G3 Skins: Alpinist vs Minimist
For a few years now our favourite G3 skins have come in two attachment styles. The Alpinist features the prominent plastic tip and a durable tail, while the Minimist features a (you guessed it) minimal tip attachment design and an ultralight tail. They are priced similarly with the same nylon-mohair skin options available for each. So which is best for who? I’ve spent over 30 days on each of these last year and found a somewhat surprising preference.

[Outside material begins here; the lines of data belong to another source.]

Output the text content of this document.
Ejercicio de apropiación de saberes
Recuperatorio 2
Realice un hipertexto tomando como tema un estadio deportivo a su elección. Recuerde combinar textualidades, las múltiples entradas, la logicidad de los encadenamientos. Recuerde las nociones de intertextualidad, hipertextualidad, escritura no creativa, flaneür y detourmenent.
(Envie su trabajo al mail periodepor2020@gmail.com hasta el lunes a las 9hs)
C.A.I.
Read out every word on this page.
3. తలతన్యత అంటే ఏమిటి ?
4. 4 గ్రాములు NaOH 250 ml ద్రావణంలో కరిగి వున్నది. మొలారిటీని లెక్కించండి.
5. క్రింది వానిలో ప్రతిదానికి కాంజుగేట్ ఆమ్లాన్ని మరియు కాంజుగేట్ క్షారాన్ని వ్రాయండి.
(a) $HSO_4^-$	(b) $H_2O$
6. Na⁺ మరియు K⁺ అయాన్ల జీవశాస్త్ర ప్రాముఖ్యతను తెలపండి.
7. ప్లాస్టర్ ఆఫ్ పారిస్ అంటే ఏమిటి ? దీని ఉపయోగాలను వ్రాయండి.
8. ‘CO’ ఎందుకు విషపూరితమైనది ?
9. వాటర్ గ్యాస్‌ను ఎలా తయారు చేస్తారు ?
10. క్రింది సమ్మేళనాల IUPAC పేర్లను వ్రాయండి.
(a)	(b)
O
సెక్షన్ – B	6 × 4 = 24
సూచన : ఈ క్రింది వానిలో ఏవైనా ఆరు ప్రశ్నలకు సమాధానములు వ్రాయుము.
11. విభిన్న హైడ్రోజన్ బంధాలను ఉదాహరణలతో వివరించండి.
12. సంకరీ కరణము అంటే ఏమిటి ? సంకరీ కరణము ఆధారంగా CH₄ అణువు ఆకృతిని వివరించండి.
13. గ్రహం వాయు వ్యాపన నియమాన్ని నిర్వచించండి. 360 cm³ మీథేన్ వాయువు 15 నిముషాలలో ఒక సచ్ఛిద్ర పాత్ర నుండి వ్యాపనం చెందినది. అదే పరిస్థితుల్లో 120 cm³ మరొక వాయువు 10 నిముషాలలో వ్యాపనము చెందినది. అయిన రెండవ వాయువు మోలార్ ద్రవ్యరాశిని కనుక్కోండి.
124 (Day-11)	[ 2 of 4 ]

This is the surprise advantage that I really came to notice a big difference with. Because the glue ends ~9” from the tip clips, that is 9” of skin which doesn’t need to be forcibly pulled off the ski. And that last bit is usually the hardest to pull off because it's when the most skin is exposed and your pulling arm is generally the most extended. Its the type of thing one might never think of if thats all you know; but using these skins back to back for comparison gave me a small wow-factor in how noticeably easier the Alpinist were to remove and stow compared to the Minimist. But the benefit doesn’t end there: the lesser glued area also means that folding the skin (with or without skin-savers) is easier, as there is less glue to catch nearby snow or flail in the wind, and there is less area to pull apart when re-applying if skin-savers are not used.

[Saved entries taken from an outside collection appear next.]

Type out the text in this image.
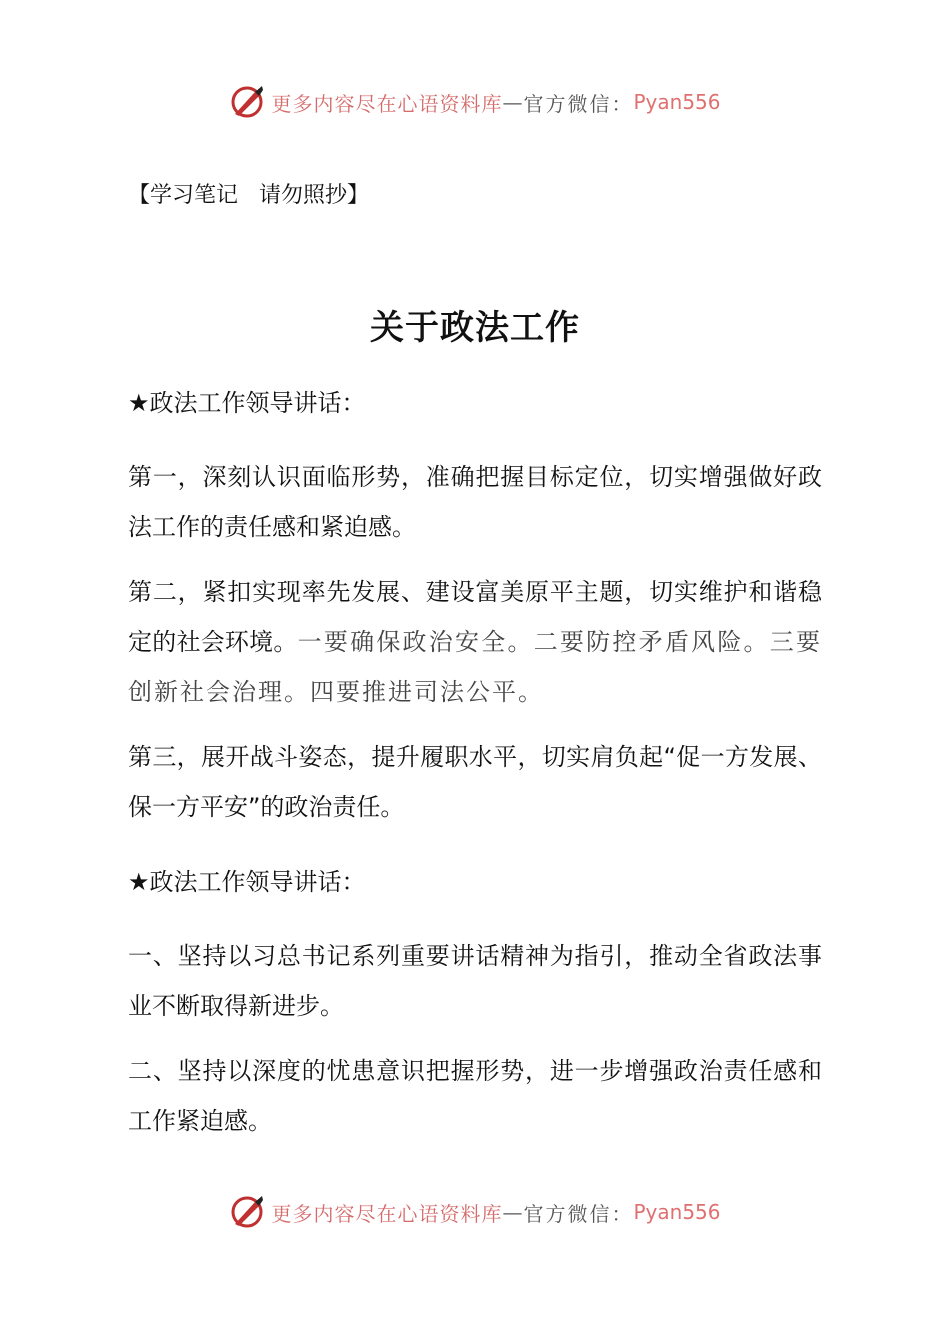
更多内容尽在心语资料库 — 官方微信： Pyan556
【学习笔记   请勿照抄】
关于政法工作
★政法工作领导讲话：
第一，深刻认识面临形势，准确把握目标定位，切实增强做好政法工作的责任感和紧迫感。
第二，紧扣实现率先发展、建设富美原平主题，切实维护和谐稳定的社会环境。一要确保政治安全。二要防控矛盾风险。三要创新社会治理。四要推进司法公平。
第三，展开战斗姿态，提升履职水平，切实肩负起“促一方发展、保一方平安”的政治责任。
★政法工作领导讲话：
一、坚持以习总书记系列重要讲话精神为指引，推动全省政法事业不断取得新进步。
二、坚持以深度的忧患意识把握形势，进一步增强政治责任感和工作紧迫感。
更多内容尽在心语资料库 — 官方微信： Pyan556
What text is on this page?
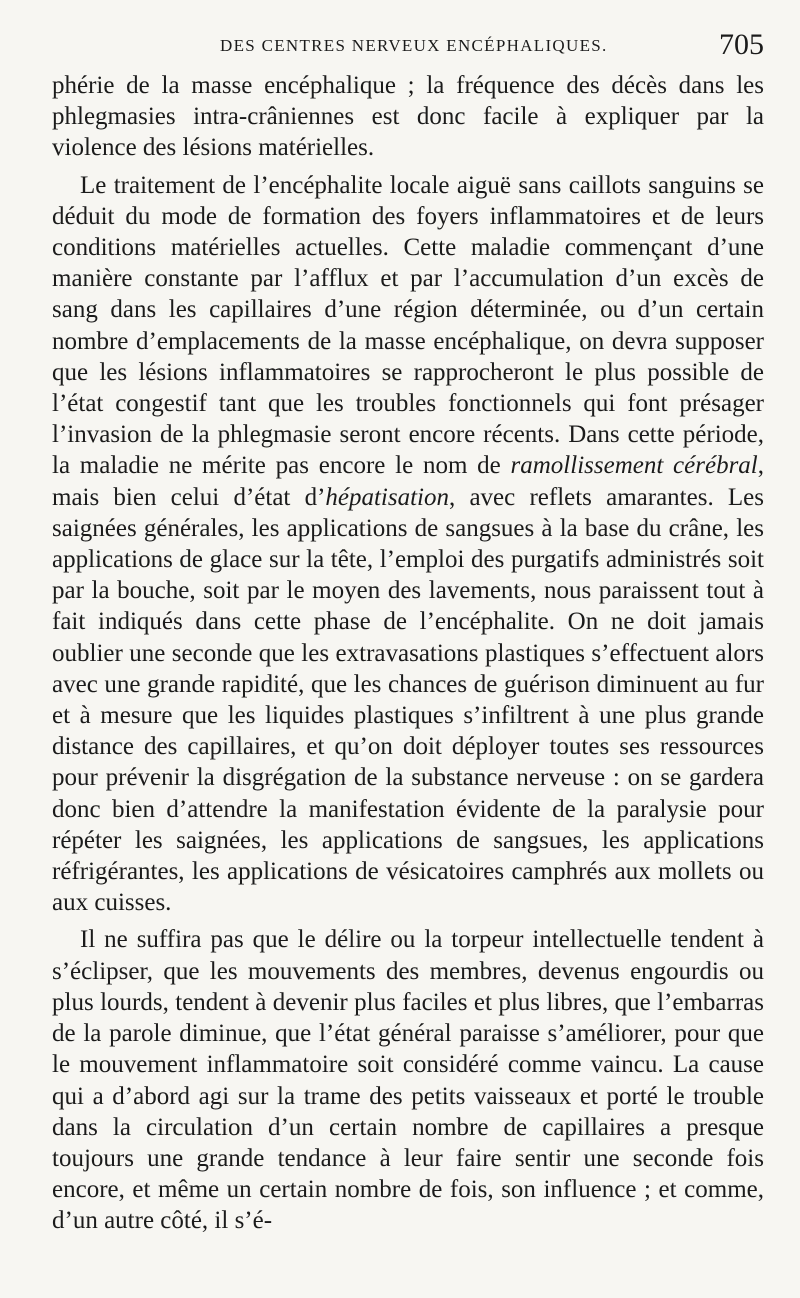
DES CENTRES NERVEUX ENCÉPHALIQUES.	705

phérie de la masse encéphalique ; la fréquence des décès dans les phlegmasies intra-crâniennes est donc facile à expliquer par la violence des lésions matérielles.

Le traitement de l’encéphalite locale aiguë sans caillots sanguins se déduit du mode de formation des foyers inflammatoires et de leurs conditions matérielles actuelles. Cette maladie commençant d’une manière constante par l’afflux et par l’accumulation d’un excès de sang dans les capillaires d’une région déterminée, ou d’un certain nombre d’emplacements de la masse encéphalique, on devra supposer que les lésions inflammatoires se rapprocheront le plus possible de l’état congestif tant que les troubles fonctionnels qui font présager l’invasion de la phlegmasie seront encore récents. Dans cette période, la maladie ne mérite pas encore le nom de ramollissement cérébral, mais bien celui d’état d’hépatisation, avec reflets amarantes. Les saignées générales, les applications de sangsues à la base du crâne, les applications de glace sur la tête, l’emploi des purgatifs administrés soit par la bouche, soit par le moyen des lavements, nous paraissent tout à fait indiqués dans cette phase de l’encéphalite. On ne doit jamais oublier une seconde que les extravasations plastiques s’effectuent alors avec une grande rapidité, que les chances de guérison diminuent au fur et à mesure que les liquides plastiques s’infiltrent à une plus grande distance des capillaires, et qu’on doit déployer toutes ses ressources pour prévenir la disgrégation de la substance nerveuse : on se gardera donc bien d’attendre la manifestation évidente de la paralysie pour répéter les saignées, les applications de sangsues, les applications réfrigérantes, les applications de vésicatoires camphrés aux mollets ou aux cuisses.

Il ne suffira pas que le délire ou la torpeur intellectuelle tendent à s’éclipser, que les mouvements des membres, devenus engourdis ou plus lourds, tendent à devenir plus faciles et plus libres, que l’embarras de la parole diminue, que l’état général paraisse s’améliorer, pour que le mouvement inflammatoire soit considéré comme vaincu. La cause qui a d’abord agi sur la trame des petits vaisseaux et porté le trouble dans la circulation d’un certain nombre de capillaires a presque toujours une grande tendance à leur faire sentir une seconde fois encore, et même un certain nombre de fois, son influence ; et comme, d’un autre côté, il s’é-
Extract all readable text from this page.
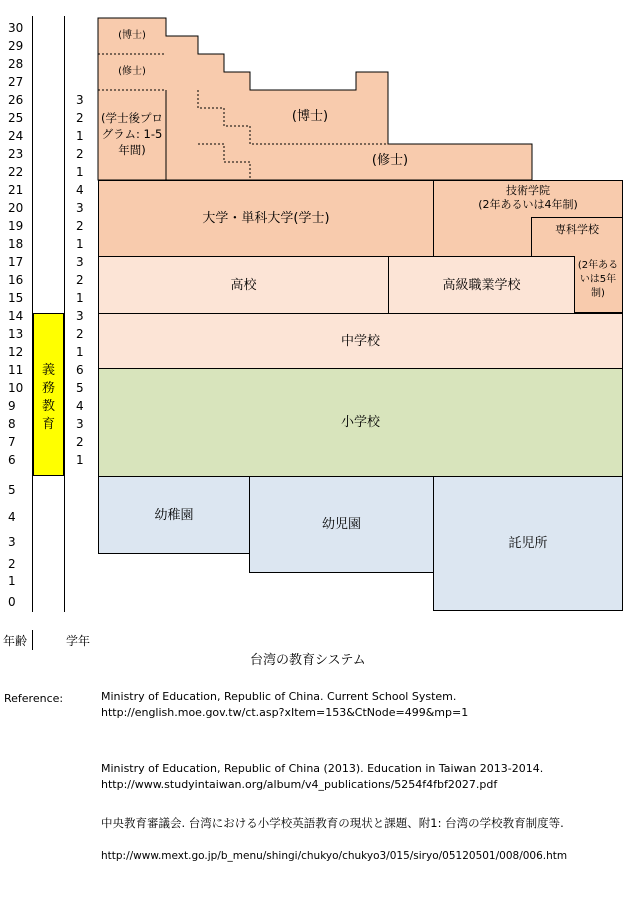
30
29
28
27
26
25
24
23
22
21
20
19
18
17
16
15
14
13
12
11
10
9
8
7
6
5
4
3
2
1
0
義
務
教
育
3
2
1
2
1
4
3
2
1
3
2
1
3
2
1
6
5
4
3
2
1
(博士)
(修士)
(学士後プログラム: 1-5年間)
(博士)
(修士)
大学・単科大学(学士)
技術学院
(2年あるいは4年制)
専科学校
高校	高級職業学校
(2年あるいは5年制)
中学校
小学校
幼稚園
幼児園
託児所
年齢	学年
台湾の教育システム
Reference:	Ministry of Education, Republic of China. Current School System.
http://english.moe.gov.tw/ct.asp?xItem=153&CtNode=499&mp=1
Ministry of Education, Republic of China (2013). Education in Taiwan 2013-2014.
http://www.studyintaiwan.org/album/v4_publications/5254f4fbf2027.pdf
中央教育審議会. 台湾における小学校英語教育の現状と課題、附1: 台湾の学校教育制度等.
http://www.mext.go.jp/b_menu/shingi/chukyo/chukyo3/015/siryo/05120501/008/006.htm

Given that the front portion of any skin is largely useless, I’d like to try a model with an even more extended and lightweight non skin/glue material in the front. I can imagine using a thin dyneema webbing for the first ~12” from the clips.
Robust Tail Clip
The Alpinist tail is fool-proof to adjust and stays in that adjustment permanently. The Minimist tail clip on the other hand, I found to be very annoying to adjust and requires re-adjustment every second day of use because it slips slightly. And when it loosens even slightly, it becomes prone to falling off the ski during use. While this is not a major pitfall, it's a nuisance I simply never have to worry about with the Alpinist.

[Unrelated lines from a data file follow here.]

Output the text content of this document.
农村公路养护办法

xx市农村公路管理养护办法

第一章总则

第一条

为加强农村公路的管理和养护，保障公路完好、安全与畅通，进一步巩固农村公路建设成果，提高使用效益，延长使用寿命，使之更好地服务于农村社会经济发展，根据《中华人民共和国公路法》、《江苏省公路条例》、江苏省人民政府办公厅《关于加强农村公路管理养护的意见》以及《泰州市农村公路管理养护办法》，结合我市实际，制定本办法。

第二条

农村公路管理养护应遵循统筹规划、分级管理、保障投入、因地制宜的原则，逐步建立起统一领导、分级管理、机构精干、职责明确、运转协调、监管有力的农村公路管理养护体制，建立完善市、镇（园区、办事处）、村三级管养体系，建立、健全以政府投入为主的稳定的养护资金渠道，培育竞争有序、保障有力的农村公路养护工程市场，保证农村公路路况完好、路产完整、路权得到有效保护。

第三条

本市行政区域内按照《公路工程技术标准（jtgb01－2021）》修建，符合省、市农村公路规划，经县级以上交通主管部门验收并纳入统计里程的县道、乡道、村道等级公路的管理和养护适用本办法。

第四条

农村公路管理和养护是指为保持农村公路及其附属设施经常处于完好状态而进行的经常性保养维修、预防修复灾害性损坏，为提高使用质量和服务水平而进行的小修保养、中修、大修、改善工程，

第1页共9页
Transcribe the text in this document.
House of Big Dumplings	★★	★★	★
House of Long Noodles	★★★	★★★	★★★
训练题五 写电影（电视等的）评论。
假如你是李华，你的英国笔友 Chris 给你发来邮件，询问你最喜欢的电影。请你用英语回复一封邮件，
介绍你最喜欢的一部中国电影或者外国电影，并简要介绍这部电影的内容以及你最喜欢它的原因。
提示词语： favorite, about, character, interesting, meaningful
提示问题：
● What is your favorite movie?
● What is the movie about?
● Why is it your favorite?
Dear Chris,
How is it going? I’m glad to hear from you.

The large plastic tip piece is advertised to mitigate snow accumulation under the skin, which is a common effect of all skins at the sides of the very front part. In my experience, the plastic tip is only partially helpful with this. I actually got roughly equal snow buildup with both skin types, though the Alpinist tip moved that buildup further back on the skin which I preferred because it made the added swing weight less noticeable. So I give only a partial nod to the Alpinist in this category.
This is the main and most obvious advantage of the Minimist models. They can roll neatly into a small volume and stuff into a pack pocket or jacket chest cavity. In the Coastal BC area it is very uncommon to carry skins in ones jacket, instead they are typically stowed in the backpack main compartment (or “wet compartment” if available). However, cold and dry ski areas more commonly see the need to warm the glue during descent, usually stuffing them in an internal jacket pocket or simply the cavity above the backpack waist belt. For these users, there may indeed be a defining advantage in the Minimist option.
By contrast, the Alpinist has effectively the worst packability (taking a large packed volume) of any skins on the market. While this felt cumbersome at first use, provided you have the real estate for it (backpack space), I quickly got used to this drawback and happily accommodated it especially once observing the usable benefits of the Alpinist.
The Minimist are lighter than the Alpinist by ~10%, or 20-70g depending on your ski size. And the notion of weight being more impactful on your feet (as opposed to carried on your back for example) is remarkably true. But even so, I don’t find the weight savings to be significant. And because the Alpinist saves ~200cm2 of skin which can no longer get wet (and thus heavy), the weight savings are negligible or even reversed in spring conditions.
If you value packability above all else, the decision is clear with the Minimist. For everyone else, I recommend the Alpinist. I simply found its functions to be noticeably easier to use in the field, while its primary drawback can be easily overcome for most use-cases.